Hello y’all, i was using this guide to try and set up llama again on my machine, i was sure that i was following the instructions to the letter but when i get to the part where i need to run setup_cuda.py install i get this error
File "C:\Users\Mike\miniconda3\Lib\site-packages\torch\utils\cpp_extension.py", line 2419, in _join_cuda_home raise OSError('CUDA_HOME environment variable is not set. ' OSError: CUDA_HOME environment variable is not set. Please set it to your CUDA install root. (base) PS C:\Users\Mike\text-generation-webui\repositories\GPTQ-for-LLaMa>
i’m not a huge coder yet so i tried to use setx to set CUDA_HOME to a few different places but each time doing echo %CUDA_HOME
doesn’t come up with the address so i assume it failed, and i still can’t run setup_cuda.py
Anyone have any idea what i’m doing wrong?

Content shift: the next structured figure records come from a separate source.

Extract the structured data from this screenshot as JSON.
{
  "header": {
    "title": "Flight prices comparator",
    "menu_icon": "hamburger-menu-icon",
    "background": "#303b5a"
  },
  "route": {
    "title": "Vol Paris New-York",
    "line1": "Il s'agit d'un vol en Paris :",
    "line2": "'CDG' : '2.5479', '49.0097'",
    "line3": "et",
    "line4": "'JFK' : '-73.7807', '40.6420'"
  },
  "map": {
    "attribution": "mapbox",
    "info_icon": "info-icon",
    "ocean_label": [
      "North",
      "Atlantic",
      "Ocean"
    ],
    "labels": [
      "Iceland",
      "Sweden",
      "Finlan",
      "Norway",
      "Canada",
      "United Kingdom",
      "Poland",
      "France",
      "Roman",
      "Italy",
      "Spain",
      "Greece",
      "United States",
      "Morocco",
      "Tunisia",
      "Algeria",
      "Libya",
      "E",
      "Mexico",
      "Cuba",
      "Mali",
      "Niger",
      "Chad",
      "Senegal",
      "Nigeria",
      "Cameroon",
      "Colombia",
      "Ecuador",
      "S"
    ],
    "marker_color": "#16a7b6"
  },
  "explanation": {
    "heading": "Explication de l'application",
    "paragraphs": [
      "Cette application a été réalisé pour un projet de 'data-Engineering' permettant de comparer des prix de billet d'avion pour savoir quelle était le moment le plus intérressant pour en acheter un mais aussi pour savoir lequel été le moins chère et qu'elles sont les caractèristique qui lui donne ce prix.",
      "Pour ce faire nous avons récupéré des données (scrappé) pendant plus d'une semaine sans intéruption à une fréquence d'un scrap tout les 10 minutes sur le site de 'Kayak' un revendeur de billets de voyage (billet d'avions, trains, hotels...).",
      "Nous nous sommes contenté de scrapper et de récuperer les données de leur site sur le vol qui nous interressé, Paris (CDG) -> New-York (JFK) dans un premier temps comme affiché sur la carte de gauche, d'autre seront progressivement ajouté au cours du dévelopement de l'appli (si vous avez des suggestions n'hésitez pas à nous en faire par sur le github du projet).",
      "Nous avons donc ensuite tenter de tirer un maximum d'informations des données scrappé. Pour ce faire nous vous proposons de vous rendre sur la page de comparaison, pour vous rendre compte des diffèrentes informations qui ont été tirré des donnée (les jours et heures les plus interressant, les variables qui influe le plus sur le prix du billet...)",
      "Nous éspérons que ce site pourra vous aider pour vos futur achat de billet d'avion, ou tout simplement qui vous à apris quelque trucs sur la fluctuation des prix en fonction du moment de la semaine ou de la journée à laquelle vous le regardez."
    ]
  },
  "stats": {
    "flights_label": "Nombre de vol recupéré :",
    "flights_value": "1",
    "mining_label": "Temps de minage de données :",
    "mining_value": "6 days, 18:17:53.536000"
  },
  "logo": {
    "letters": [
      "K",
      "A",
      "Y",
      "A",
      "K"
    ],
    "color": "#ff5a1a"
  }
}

I mean Linux is an option but haven’t people been saying nvida drivers are a huge hassle to use on Linux?
They can be, I suppose. However, the AI libraries that I was tinkering with seemed to all be based around Ubuntu and Nvidia. With Docker, GPU passthrough is much better under Linux and Nvidia.
WSL improved things a bit after I got an older GTX 1650. For my AMD GPU, ROCm support is (was?) garbage under Windows using either Docker or WSL. I don’t remember having much difficulty with Nvidia drivers though… I think there might have been some strange dependency problems I was able to work through though.
AMD GPU passthrough on Windows to Docker containers was a no-go. I remember that fairly clear though.
My apologies. It has been a few months since I messed with this stuff.
Nah. There are some nvidia issues with wayland (that are starting to get cleared up), and nvidia’s drivers not being open-source rubs some people the wrong way, but getting nvidia and cuda up and running on linux is pretty easy/reliable in my experience.
WSL is a bit different but there are steps to get that up and running too.